Three expressed beliefs that Kanawha county and West Virginia will comply by the high court’s decision without much trouble.

The other two said they believed school administrations would run into trouble in mixing the school children.

Richard Arthur of Malden, a pipefitter said:

“I don’t believe it will be without repercussions here.”

But he added that he didn’t expect the supreme court ruling to meet as much opposition in West Virginia as in the more southern states.

“I think down south there will be violence.” Arthur wasn’t alone in his thinknig on this point.

G. M. Hammack of 310 Morris St., a chemical operator, agreed that sentiment will be different here than in some states.

“In some of the state where they have segregation in schools, the situation may be bad.”

But, in Hammack’s opinion, this won’t be true in Kanawha County.

“I don’t think Kanawha county will meet the issue with an uproar,” he said.

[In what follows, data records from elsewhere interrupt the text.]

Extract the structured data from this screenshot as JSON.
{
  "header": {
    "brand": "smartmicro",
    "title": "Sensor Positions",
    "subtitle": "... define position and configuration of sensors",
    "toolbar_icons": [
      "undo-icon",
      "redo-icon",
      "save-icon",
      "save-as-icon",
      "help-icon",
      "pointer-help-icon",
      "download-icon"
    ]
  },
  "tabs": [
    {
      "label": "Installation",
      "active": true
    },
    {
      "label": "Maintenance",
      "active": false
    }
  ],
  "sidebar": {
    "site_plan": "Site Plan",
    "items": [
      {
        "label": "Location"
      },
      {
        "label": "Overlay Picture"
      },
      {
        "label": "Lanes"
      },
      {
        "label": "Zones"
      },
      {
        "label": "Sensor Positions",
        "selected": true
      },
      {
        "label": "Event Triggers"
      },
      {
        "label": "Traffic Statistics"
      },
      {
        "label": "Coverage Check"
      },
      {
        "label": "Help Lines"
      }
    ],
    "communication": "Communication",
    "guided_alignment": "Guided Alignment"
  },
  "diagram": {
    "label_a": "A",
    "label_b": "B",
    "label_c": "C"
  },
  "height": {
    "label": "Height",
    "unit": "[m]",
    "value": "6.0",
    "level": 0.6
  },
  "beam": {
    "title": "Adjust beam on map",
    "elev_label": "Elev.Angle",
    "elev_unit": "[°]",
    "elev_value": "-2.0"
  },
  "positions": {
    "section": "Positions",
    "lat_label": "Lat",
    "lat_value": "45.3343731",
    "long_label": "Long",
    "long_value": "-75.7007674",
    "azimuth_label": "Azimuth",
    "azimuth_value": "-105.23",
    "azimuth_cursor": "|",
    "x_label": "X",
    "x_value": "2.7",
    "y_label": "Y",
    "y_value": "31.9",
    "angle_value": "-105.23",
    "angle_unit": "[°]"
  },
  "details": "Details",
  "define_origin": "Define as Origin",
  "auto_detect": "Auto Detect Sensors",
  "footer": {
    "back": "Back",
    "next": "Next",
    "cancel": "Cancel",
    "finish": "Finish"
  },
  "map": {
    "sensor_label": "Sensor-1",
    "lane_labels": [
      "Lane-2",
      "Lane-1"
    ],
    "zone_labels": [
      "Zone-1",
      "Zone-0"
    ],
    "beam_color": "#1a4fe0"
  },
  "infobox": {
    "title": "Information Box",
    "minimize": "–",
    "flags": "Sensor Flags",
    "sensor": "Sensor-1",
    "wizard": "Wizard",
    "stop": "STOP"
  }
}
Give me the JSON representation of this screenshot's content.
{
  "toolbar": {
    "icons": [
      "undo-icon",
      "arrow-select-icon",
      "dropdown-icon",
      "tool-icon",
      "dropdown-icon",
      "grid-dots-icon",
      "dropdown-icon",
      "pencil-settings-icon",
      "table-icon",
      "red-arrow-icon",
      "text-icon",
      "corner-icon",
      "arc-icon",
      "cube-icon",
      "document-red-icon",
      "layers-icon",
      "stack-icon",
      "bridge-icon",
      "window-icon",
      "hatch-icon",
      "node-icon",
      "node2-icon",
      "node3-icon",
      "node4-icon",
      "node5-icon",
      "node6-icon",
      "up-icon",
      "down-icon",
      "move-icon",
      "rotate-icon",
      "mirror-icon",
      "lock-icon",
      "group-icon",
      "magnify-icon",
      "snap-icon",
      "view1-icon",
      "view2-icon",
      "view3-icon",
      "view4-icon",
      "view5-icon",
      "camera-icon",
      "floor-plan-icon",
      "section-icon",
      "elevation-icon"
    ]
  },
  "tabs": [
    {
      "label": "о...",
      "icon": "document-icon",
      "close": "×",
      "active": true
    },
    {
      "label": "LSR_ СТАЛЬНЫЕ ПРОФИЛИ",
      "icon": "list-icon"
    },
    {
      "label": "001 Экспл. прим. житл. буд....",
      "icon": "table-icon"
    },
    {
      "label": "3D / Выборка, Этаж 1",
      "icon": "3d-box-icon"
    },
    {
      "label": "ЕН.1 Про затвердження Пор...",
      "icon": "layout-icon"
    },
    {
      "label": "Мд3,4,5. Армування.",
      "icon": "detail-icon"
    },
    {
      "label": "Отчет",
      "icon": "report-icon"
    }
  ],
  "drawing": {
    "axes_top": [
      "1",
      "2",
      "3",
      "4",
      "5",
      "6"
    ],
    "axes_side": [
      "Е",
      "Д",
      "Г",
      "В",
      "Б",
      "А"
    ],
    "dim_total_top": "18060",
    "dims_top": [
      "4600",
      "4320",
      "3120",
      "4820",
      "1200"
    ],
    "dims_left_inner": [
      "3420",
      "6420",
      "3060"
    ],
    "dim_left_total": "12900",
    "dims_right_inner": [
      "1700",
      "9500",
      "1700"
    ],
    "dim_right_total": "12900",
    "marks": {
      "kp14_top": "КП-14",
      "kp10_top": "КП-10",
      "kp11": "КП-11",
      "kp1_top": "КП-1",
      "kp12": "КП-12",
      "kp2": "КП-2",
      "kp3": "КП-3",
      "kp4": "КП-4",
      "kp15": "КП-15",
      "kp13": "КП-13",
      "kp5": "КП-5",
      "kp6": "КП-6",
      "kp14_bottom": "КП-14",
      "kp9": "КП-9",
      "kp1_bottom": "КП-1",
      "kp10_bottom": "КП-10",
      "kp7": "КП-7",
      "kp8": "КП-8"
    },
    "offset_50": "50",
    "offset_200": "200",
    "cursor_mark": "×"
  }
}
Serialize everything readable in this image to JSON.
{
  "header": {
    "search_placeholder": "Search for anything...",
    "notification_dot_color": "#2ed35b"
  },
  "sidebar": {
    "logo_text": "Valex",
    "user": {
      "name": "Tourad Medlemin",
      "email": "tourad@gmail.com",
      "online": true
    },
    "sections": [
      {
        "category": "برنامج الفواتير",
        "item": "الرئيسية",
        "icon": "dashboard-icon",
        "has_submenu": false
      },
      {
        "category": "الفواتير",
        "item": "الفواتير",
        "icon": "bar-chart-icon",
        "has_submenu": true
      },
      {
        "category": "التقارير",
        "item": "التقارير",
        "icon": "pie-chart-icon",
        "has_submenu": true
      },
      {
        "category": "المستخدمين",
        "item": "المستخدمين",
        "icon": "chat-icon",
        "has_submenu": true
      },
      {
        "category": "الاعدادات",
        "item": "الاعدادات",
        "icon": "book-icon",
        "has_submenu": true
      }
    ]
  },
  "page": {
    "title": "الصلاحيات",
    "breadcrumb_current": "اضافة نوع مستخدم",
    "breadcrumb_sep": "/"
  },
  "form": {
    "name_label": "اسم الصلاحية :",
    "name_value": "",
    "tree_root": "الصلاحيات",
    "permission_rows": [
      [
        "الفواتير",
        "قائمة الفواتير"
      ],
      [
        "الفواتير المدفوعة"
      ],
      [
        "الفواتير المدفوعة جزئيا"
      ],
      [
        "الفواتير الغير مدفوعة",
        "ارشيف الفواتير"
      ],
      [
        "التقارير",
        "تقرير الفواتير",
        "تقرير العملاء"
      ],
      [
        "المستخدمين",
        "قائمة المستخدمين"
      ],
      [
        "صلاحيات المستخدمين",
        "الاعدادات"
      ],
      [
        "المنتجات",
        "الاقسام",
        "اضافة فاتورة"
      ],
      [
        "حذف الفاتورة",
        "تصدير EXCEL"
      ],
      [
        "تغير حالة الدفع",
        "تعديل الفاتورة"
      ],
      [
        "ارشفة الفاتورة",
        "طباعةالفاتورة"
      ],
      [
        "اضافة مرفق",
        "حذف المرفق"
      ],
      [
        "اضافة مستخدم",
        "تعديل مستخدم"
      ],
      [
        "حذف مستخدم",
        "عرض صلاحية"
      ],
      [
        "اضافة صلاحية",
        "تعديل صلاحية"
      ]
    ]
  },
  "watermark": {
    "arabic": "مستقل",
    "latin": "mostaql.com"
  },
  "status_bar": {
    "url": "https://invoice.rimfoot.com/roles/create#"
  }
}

Elmer Haston of 314 1/2 Wyoming St., a guard, said the ruling was “the best thing of the century” for Negroes.

“I really think it’s a great thing. A great boost to the Negro race,” he said.

“I am sure we won’t have trouble in West Virginia working the procedures out. I wish all states were in the same position.”

All of those who talked to the Inquiring Reporter agreed that this state is more ready to accept the change than are some of the others.

And one expressed the opinion that much will depend on the acceptance of responsibilities by Negroes and whites.

Paul Steinbicker of 1503 Bedford Rd., a personnel manager said:

“There won’t be much difficulty in West Virginia making adjustments.

“However, it will require education to responsibilities on the part of everyone concerned in the change.”

Edward O’Dell of Pinch, a Charleston dental laboratory technician, said he doesn’t think West Virginia will comply without trouble.

“I’m afraid it won’t work out. There will be too many ruckuses.”

He said two or three other states may have more trouble, but there will be enough in West Virginia. “Separate and adequate schools still seems the answer,” he said.